Indonesian growth slows as rates and inflation bite

22 Nov, 2005

Indonesia's economic growth dipped in the third quarter to its slowest annual pace in a year as consumers and businesses were confronted with higher inflation and interest rates, data showed on Monday.
Southeast Asia's largest economy grew 5.34 percent in the third quarter from a year earlier, better than market forecasts of 5.0 percent growth but slower than an annual rate of 5.84 percent in the second quarter, the statistics bureau said.
Analysts predicted growth would slow further in the fourth quarter as consumer spending, which accounts for two-thirds of the economy, remained weak with inflation and interest rates seen staying in double-digits after sharp fuel price hikes last month.
"Although it was above consensus, I think the market has taken a forward-looking approach. In the fourth quarter, I think growth will slow down and that's why the stock market did not react much," said Adrian Rusmana, head of research at BNI Securities in Jakarta.
Jakarta stocks ended up 0.7 percent, having been up 0.2 percent before the data, while the rupiah was quoted at 10,035 per dollar at 0915 GMT, strengthening slightly from around 10,100 before the GDP announcement.
Bond prices were largely unaffected.
Juniman, an economist with Bank Internasional Indonesia, predicted annual growth in the fourth quarter would be around 5.1 percent.
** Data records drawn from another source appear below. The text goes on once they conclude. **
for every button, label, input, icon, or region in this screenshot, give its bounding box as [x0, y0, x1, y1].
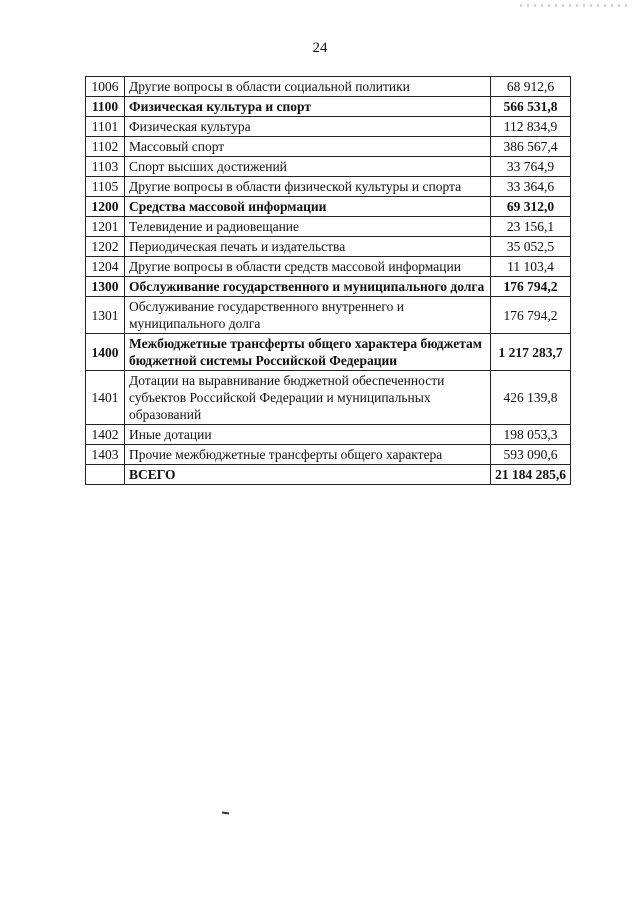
row-code: 1301: [86, 297, 125, 334]
row-code: 1300: [86, 277, 125, 297]
table-row: [86, 157, 571, 177]
row-name: Другие вопросы в области социальной политики: [125, 77, 491, 97]
table-row: [86, 77, 571, 97]
budget-table: [85, 76, 571, 485]
row-name: Физическая культура: [125, 117, 491, 137]
row-name: Физическая культура и спорт: [125, 97, 491, 117]
row-amount: 69 312,0: [491, 197, 571, 217]
row-code: 1101: [86, 117, 125, 137]
row-amount: 68 912,6: [491, 77, 571, 97]
table-row: [86, 445, 571, 465]
row-name: Обслуживание государственного и муниципального долга: [125, 277, 491, 297]
row-name: Другие вопросы в области средств массовой информации: [125, 257, 491, 277]
row-name: Спорт высших достижений: [125, 157, 491, 177]
row-amount: 176 794,2: [491, 297, 571, 334]
row-name: Прочие межбюджетные трансферты общего характера: [125, 445, 491, 465]
row-code: 1204: [86, 257, 125, 277]
row-name: Дотации на выравнивание бюджетной обеспеченности субъектов Российской Федерации и муниципальных образований: [125, 371, 491, 425]
row-code: 1105: [86, 177, 125, 197]
table-row: [86, 217, 571, 237]
row-name: Обслуживание государственного внутреннего и муниципального долга: [125, 297, 491, 334]
row-code: 1403: [86, 445, 125, 465]
row-name: Телевидение и радиовещание: [125, 217, 491, 237]
table-row: [86, 465, 571, 485]
row-code: 1400: [86, 334, 125, 371]
table-row: [86, 177, 571, 197]
table-row: [86, 334, 571, 371]
row-amount: 11 103,4: [491, 257, 571, 277]
row-name: Межбюджетные трансферты общего характера бюджетам бюджетной системы Российской Федерации: [125, 334, 491, 371]
row-code: [86, 465, 125, 485]
budget-table-body: [86, 77, 571, 485]
table-row: [86, 97, 571, 117]
table-row: [86, 237, 571, 257]
table-row: [86, 371, 571, 425]
table-row: [86, 277, 571, 297]
table-row: [86, 425, 571, 445]
row-code: 1202: [86, 237, 125, 257]
row-amount: 593 090,6: [491, 445, 571, 465]
row-name: Другие вопросы в области физической культуры и спорта: [125, 177, 491, 197]
row-amount: 112 834,9: [491, 117, 571, 137]
row-code: 1100: [86, 97, 125, 117]
row-amount: 21 184 285,6: [491, 465, 571, 485]
table-row: [86, 257, 571, 277]
row-amount: 33 764,9: [491, 157, 571, 177]
table-row: [86, 137, 571, 157]
row-code: 1006: [86, 77, 125, 97]
row-name: Периодическая печать и издательства: [125, 237, 491, 257]
row-amount: 23 156,1: [491, 217, 571, 237]
row-amount: 198 053,3: [491, 425, 571, 445]
row-name: Средства массовой информации: [125, 197, 491, 217]
row-code: 1103: [86, 157, 125, 177]
row-code: 1401: [86, 371, 125, 425]
row-name: ВСЕГО: [125, 465, 491, 485]
row-code: 1102: [86, 137, 125, 157]
row-amount: 1 217 283,7: [491, 334, 571, 371]
row-amount: 386 567,4: [491, 137, 571, 157]
row-amount: 35 052,5: [491, 237, 571, 257]
row-amount: 33 364,6: [491, 177, 571, 197]
row-code: 1200: [86, 197, 125, 217]
scan-mark: [222, 812, 229, 815]
row-amount: 566 531,8: [491, 97, 571, 117]
scan-noise: [520, 4, 630, 7]
row-code: 1201: [86, 217, 125, 237]
row-name: Массовый спорт: [125, 137, 491, 157]
row-amount: 426 139,8: [491, 371, 571, 425]
row-code: 1402: [86, 425, 125, 445]
row-amount: 176 794,2: [491, 277, 571, 297]
table-row: [86, 197, 571, 217]
row-name: Иные дотации: [125, 425, 491, 445]
table-row: [86, 117, 571, 137]
page-number: 24: [312, 40, 328, 56]
table-row: [86, 297, 571, 334]
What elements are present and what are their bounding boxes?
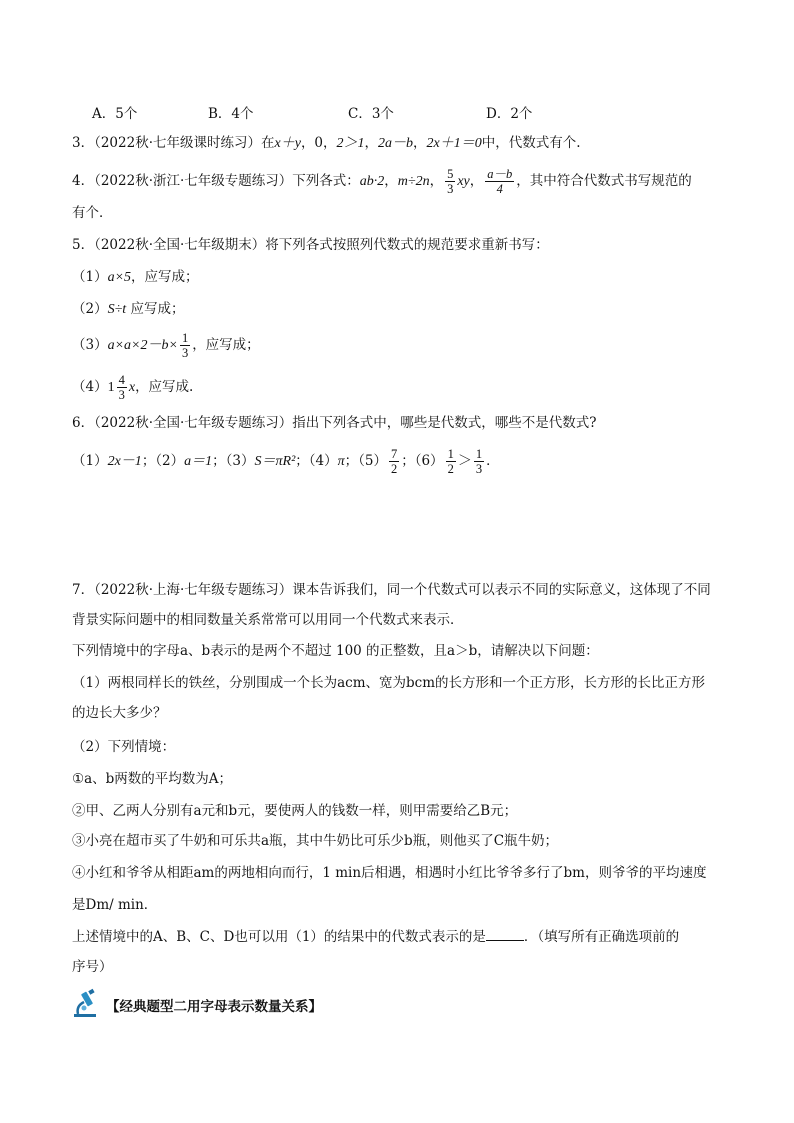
q4-fraction-1 bbox=[445, 168, 455, 196]
option-b: B．4个 bbox=[208, 106, 254, 122]
q3-expr-2: 2＞1 bbox=[336, 136, 365, 151]
q4-fraction-2 bbox=[485, 168, 514, 196]
q5-item-3 bbox=[72, 330, 260, 361]
q5-i4-fraction bbox=[117, 374, 127, 402]
q7-answer-note: ．（填写所有正确选项前的 bbox=[523, 929, 680, 945]
question-3 bbox=[72, 132, 581, 155]
q6-p5-numerator: 7 bbox=[390, 446, 398, 461]
q3-suffix: 中，代数式有个. bbox=[481, 135, 581, 151]
answer-blank[interactable] bbox=[486, 926, 524, 941]
question-6: 6．（2022秋·全国·七年级专题练习）指出下列各式中，哪些是代数式，哪些不是代数式? bbox=[72, 415, 597, 431]
question-5: 5．（2022秋·全国·七年级期末）将下列各式按照列代数式的规范要求重新书写： bbox=[72, 237, 549, 253]
q4-frac1-tail: xy bbox=[457, 174, 470, 189]
q6-p6-numerator-2: 1 bbox=[475, 446, 483, 461]
q6-p6-denominator-2: 3 bbox=[475, 462, 483, 476]
q3-prefix: 3．（2022秋·七年级课时练习）在 bbox=[72, 135, 275, 151]
q4-frac2-denominator: 4 bbox=[496, 182, 503, 196]
q5-i2-post: 应写成； bbox=[126, 301, 185, 317]
q5-i3-expr: a×a×2－b× bbox=[107, 338, 178, 353]
q6-p6-gt: ＞ bbox=[457, 454, 472, 469]
q5-i2-expr: S÷t bbox=[107, 302, 127, 317]
q5-item-1 bbox=[72, 266, 199, 289]
option-c: C．3个 bbox=[348, 106, 394, 122]
q7-scenario-2: ②甲、乙两人分别有a元和b元，要使两人的钱数一样，则甲需要给乙B元； bbox=[72, 803, 518, 819]
q6-p3-label: ；（3） bbox=[212, 453, 255, 469]
q5-i4-post: ，应写成. bbox=[135, 379, 194, 395]
q6-p1-expr: 2x－1 bbox=[107, 454, 142, 469]
q5-i3-numerator: 1 bbox=[181, 330, 189, 345]
question-4 bbox=[72, 166, 692, 197]
q4-sep-2: ， bbox=[429, 173, 444, 189]
q7-line-3: 下列情境中的字母a、b表示的是两个不超过 100 的正整数，且a＞b，请解决以下问题： bbox=[72, 643, 599, 659]
q7-part-1-cont: 的边长大多少？ bbox=[72, 705, 167, 721]
q5-i1-label: （1） bbox=[72, 269, 108, 285]
q5-i4-numerator: 4 bbox=[118, 372, 125, 387]
option-d: D．2个 bbox=[486, 106, 533, 122]
q5-i2-label: （2） bbox=[72, 301, 108, 317]
q6-p6-numerator-1: 1 bbox=[447, 446, 454, 461]
q3-expr-4: 2x＋1＝0 bbox=[426, 136, 482, 151]
q5-i3-denominator: 3 bbox=[181, 346, 189, 360]
q6-p5-denominator: 2 bbox=[390, 462, 398, 476]
q5-i1-post: ，应写成； bbox=[131, 269, 199, 285]
q4-frac1-denominator: 3 bbox=[447, 182, 454, 196]
q6-items bbox=[72, 446, 500, 477]
q7-part-1: （1）两根同样长的铁丝，分别围成一个长为acm、宽为bcm的长方形和一个正方形，长方形的长比正方形 bbox=[72, 675, 706, 691]
q3-sep-1: ，0， bbox=[300, 135, 337, 151]
q4-frac2-numerator: a－b bbox=[487, 166, 513, 181]
q7-scenario-3: ③小亮在超市买了牛奶和可乐共a瓶，其中牛奶比可乐少b瓶，则他买了C瓶牛奶； bbox=[72, 833, 559, 849]
q4-line-2: 有个． bbox=[72, 205, 113, 221]
q5-i4-denominator: 3 bbox=[118, 388, 125, 402]
q3-expr-3: 2a－b bbox=[378, 136, 414, 151]
q4-expr-2: m÷2n bbox=[397, 174, 430, 189]
q5-i4-var: x bbox=[128, 380, 136, 395]
section-title: 【经典题型二用字母表示数量关系】 bbox=[106, 999, 322, 1015]
q5-i3-post: ，应写成； bbox=[192, 337, 260, 353]
q7-answer-line bbox=[72, 926, 679, 948]
q4-prefix: 4．（2022秋·浙江·七年级专题练习）下列各式： bbox=[72, 173, 360, 189]
option-a: A．5个 bbox=[92, 106, 138, 122]
q7-scenario-4-cont: 是Dm/ min． bbox=[72, 897, 158, 913]
q7-answer-line-2: 序号） bbox=[72, 959, 113, 975]
q6-p6-end: ． bbox=[486, 453, 500, 469]
q5-item-2 bbox=[72, 298, 184, 321]
q5-item-4 bbox=[72, 372, 193, 403]
q4-sep-1: ， bbox=[384, 173, 398, 189]
q7-line-2: 背景实际问题中的相同数量关系常常可以用同一个代数式来表示． bbox=[72, 612, 464, 628]
q6-p5-fraction bbox=[389, 448, 399, 476]
q6-p4-expr: π bbox=[337, 454, 345, 469]
q3-sep-3: ， bbox=[413, 135, 427, 151]
q3-sep-2: ， bbox=[364, 135, 379, 151]
q6-p6-denominator-1: 2 bbox=[447, 462, 454, 476]
q4-suffix: ，其中符合代数式书写规范的 bbox=[516, 173, 692, 189]
q4-sep-3: ， bbox=[469, 173, 484, 189]
q6-p6-fraction-1 bbox=[446, 448, 456, 476]
q5-i3-label: （3） bbox=[72, 337, 108, 353]
q6-p5-label: ；（5） bbox=[344, 453, 387, 469]
q3-expr-1: x＋y bbox=[274, 136, 301, 151]
q7-scenario-4: ④小红和爷爷从相距am的两地相向而行，1 min后相遇，相遇时小红比爷爷多行了bm，则爷爷的平均速度 bbox=[72, 865, 707, 881]
q7-scenario-1: ①a、b两数的平均数为A； bbox=[72, 771, 233, 787]
q7-answer-prompt: 上述情境中的A、B、C、D也可以用（1）的结果中的代数式表示的是 bbox=[72, 929, 486, 945]
section-heading bbox=[72, 988, 322, 1022]
q6-p2-expr: a＝1 bbox=[184, 454, 213, 469]
q5-i1-expr: a×5 bbox=[107, 270, 132, 285]
q6-p6-fraction-2 bbox=[474, 448, 484, 476]
q7-part-2: （2）下列情境： bbox=[72, 739, 176, 755]
q5-i3-fraction bbox=[180, 332, 190, 360]
q4-expr-1: ab·2 bbox=[359, 174, 385, 189]
q6-p3-expr: S＝πR² bbox=[254, 454, 296, 469]
question-7: 7．（2022秋·上海·七年级专题练习）课本告诉我们，同一个代数式可以表示不同的实际意义，这体现了不同 bbox=[72, 582, 711, 598]
q5-i4-whole: 1 bbox=[107, 380, 115, 395]
q6-p4-label: ；（4） bbox=[295, 453, 338, 469]
q6-p6-label: ；（6） bbox=[401, 453, 444, 469]
q5-i4-label: （4） bbox=[72, 379, 108, 395]
q4-frac1-numerator: 5 bbox=[447, 166, 454, 181]
q6-p2-label: ；（2） bbox=[141, 453, 185, 469]
q6-p1-label: （1） bbox=[72, 453, 108, 469]
microscope-icon bbox=[72, 988, 100, 1022]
That compared with the central bank's forecast on November 1 that growth would be 5.5-6.0 percent in the fourth quarter after an estimated third-quarter rate of 5.2-5.7 percent.
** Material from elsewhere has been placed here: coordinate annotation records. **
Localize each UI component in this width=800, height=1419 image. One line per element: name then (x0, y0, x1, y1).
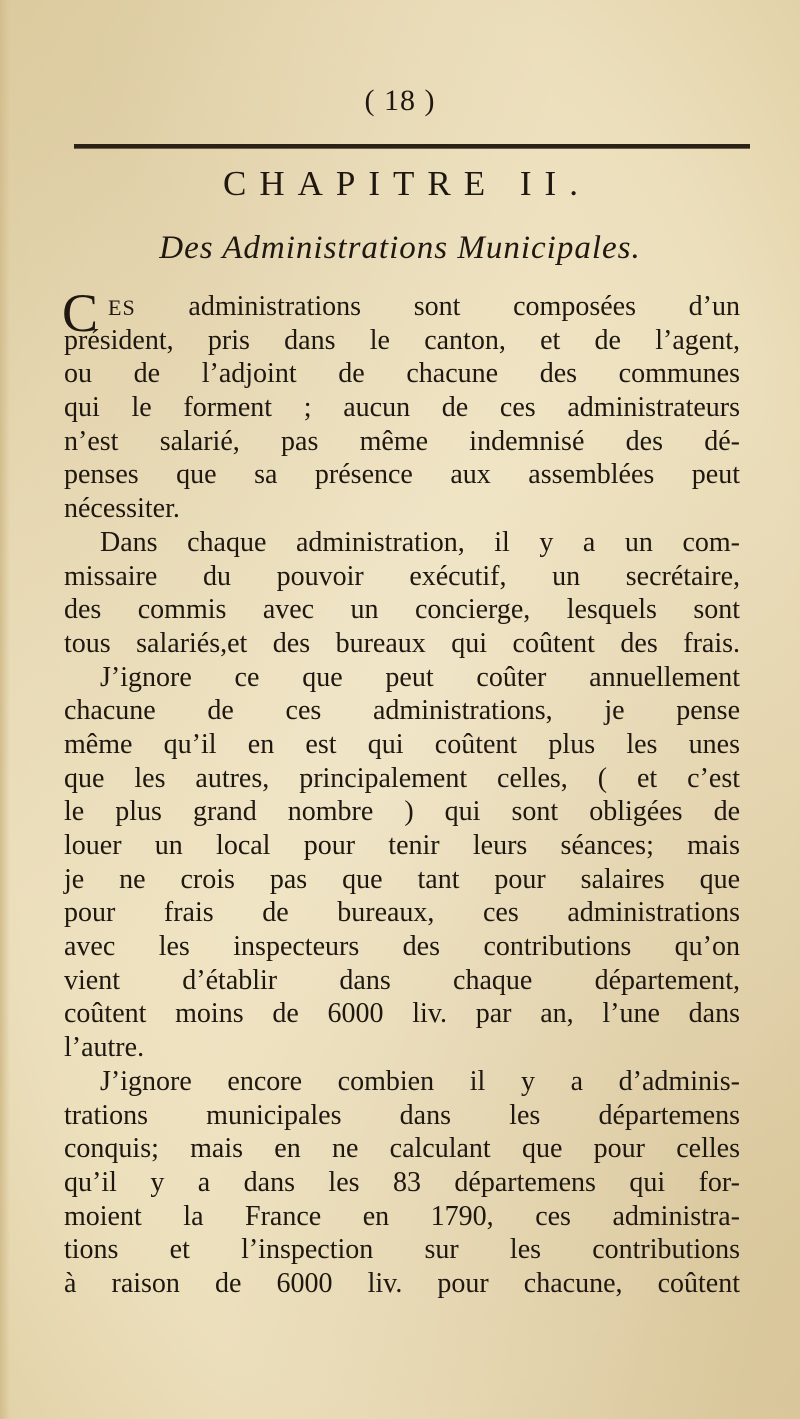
text-line: tous salariés,et des bureaux qui coûtent des frais. (64, 627, 740, 659)
text-line: qui le forment ; aucun de ces administrateurs (64, 392, 740, 424)
text-line: à raison de 6000 liv. pour chacune, coûtent (64, 1267, 740, 1299)
text-line: louer un local pour tenir leurs séances; mais (64, 830, 740, 861)
text-line: que les autres, principalement celles, ( et c’est (64, 762, 740, 794)
text-line: le plus grand nombre ) qui sont obligées de (64, 796, 740, 828)
body-text (62, 283, 740, 1301)
drop-capital: C (62, 283, 99, 343)
text-line: je ne crois pas que tant pour salaires que (64, 863, 740, 895)
text-line: chacune de ces administrations, je pense (64, 695, 740, 727)
text-line: ou de l’adjoint de chacune des communes (64, 358, 740, 390)
text-line: trations municipales dans les départemens (64, 1099, 740, 1131)
page-number: ( 18 ) (364, 84, 436, 117)
chapter-heading: CHAPITRE II. (223, 164, 591, 203)
text-line: qu’il y a dans les 83 départemens qui for- (64, 1166, 740, 1198)
text-line: Dans chaque administration, il y a un com- (100, 526, 740, 558)
chapter-subtitle: Des Administrations Municipales. (159, 230, 641, 266)
text-line: moient la France en 1790, ces administra- (64, 1200, 740, 1232)
text-line: l’autre. (64, 1032, 145, 1064)
text-line: avec les inspecteurs des contributions qu’on (64, 931, 740, 963)
page-edge-shadow (0, 0, 10, 1419)
text-line: pour frais de bureaux, ces administrations (64, 897, 740, 929)
text-line: missaire du pouvoir exécutif, un secrétaire, (64, 560, 740, 592)
text-line: président, pris dans le canton, et de l’agent, (64, 324, 740, 356)
text-line-content: administrations sont composées d’un (135, 291, 740, 322)
text-line: n’est salarié, pas même indemnisé des dé- (64, 425, 740, 457)
text-line: tions et l’inspection sur les contributions (64, 1234, 740, 1266)
small-caps-word: ES (108, 295, 136, 320)
text-line: même qu’il en est qui coûtent plus les unes (64, 728, 740, 760)
text-line: vient d’établir dans chaque département, (64, 964, 740, 996)
text-line: conquis; mais en ne calculant que pour celles (64, 1133, 740, 1165)
text-line: penses que sa présence aux assemblées peut (64, 459, 740, 491)
text-line: des commis avec un concierge, lesquels sont (64, 594, 740, 626)
text-line: coûtent moins de 6000 liv. par an, l’une dans (64, 998, 740, 1030)
text-line: J’ignore ce que peut coûter annuellement (100, 661, 740, 693)
text-line: nécessiter. (64, 493, 180, 525)
text-line: J’ignore encore combien il y a d’adminis- (100, 1065, 740, 1097)
header-rule (74, 144, 750, 149)
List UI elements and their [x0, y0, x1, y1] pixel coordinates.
Weak investment was a drag on overall growth. Investment grew by 9.18 percent, weaker than a revised annual 14.54 percent rise in the second quarter.
"This is closely related to interest and inflation rates. Interest rates are likely to keep rising until the first quarter next year. After that, economic growth should pick up again," said Wiling Bolung, head of trading at HSBC in Jakarta.
Consumer spending was hit after higher global oil prices sent the rupiah tumbling to a four-year low in August - which led to sharp interest rate rises by the central bank - and fuelled inflation. Consumer inflation jumped to 17.89 percent in October, its highest in more than six years, after the government raised domestic fuel prices by a 126 percent to cut the cost of its subsidy bill. The CPI rise prompted the central bank to raise its key BI rate to 12.25 percent on November 1
Donsyah Yudistira, debt market analyst at brokerage Mandiri Sekuritas, said the slowdown in the third quarter might ease pressure on the central bank to raise rates much further.
"After this slowing down in the economy, we predict interest rates will fall next year. This should be positive for the bond market," Yudistira said.